Des dangers rampants et volants

La lave est peut-être le danger volcanique le plus connu, mais ce n’est pas le seul, ni le plus fréquent au Canada. Mme Kelman examine la menace que représentent les lahars, un type de coulée de débris composée d’un mélange de roche volcanique désagrégée, de glace, de neige ou d’eau de surface.

Les lahars peuvent parcourir des dizaines de kilomètres à des vitesses pouvant atteindre 80 km/h. La menace associée à la formation d’un lahar est toujours présente dans nombre de stratovolcans, même en l’absence d’activité volcanique. Les parois rocheuses abruptes et instables ou les débris qui s’accumulent sur un volcan aux versants abrupts peuvent se mélanger à l’eau et à la neige et se mettre à couler sans avertissement.

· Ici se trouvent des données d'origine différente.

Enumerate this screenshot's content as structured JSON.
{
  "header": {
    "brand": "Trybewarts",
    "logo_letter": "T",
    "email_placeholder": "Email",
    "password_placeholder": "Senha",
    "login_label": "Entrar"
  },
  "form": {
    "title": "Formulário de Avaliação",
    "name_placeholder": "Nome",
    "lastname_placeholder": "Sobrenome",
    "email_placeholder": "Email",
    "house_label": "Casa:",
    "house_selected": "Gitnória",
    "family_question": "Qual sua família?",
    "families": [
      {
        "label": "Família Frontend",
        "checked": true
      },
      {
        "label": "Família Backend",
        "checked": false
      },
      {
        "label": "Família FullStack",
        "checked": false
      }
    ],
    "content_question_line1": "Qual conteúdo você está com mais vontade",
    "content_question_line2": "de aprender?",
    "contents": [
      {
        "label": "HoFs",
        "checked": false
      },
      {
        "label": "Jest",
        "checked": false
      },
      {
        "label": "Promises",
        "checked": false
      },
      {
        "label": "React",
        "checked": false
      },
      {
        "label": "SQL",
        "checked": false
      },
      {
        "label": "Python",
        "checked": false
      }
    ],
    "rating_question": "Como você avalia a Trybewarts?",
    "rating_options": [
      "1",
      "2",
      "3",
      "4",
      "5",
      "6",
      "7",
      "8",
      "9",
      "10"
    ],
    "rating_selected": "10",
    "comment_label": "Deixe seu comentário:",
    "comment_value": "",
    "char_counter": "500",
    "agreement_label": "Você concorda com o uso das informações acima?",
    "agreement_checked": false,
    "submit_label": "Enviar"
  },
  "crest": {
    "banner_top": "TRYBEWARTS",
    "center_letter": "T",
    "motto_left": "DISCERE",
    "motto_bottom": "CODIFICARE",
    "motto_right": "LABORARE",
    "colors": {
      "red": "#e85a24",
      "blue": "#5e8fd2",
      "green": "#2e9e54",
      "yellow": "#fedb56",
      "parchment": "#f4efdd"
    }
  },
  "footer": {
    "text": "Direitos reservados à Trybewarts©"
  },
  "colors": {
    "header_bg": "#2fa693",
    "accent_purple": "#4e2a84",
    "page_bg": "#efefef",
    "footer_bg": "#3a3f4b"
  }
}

En 2010, une éruption survenue en Islande a montré au monde entier l’ampleur des problèmes que pouvaient causer les cendres volcaniques aériennes. Les vols transatlantiques ont été perturbés pendant des semaines. Des maisons, des routes et des cultures ont été endommagées. Les cendres volcaniques, qui sont légèrement corrosives, dures, électriquement chargées et insolubles dans l’eau, peuvent causer des troubles respiratoires, détruire des sources de nourriture pour la faune et endommager des systèmes électroniques et mécaniques, tels que les ordinateurs, l’équipement de distribution d’électricité, les avions et d’autres appareils.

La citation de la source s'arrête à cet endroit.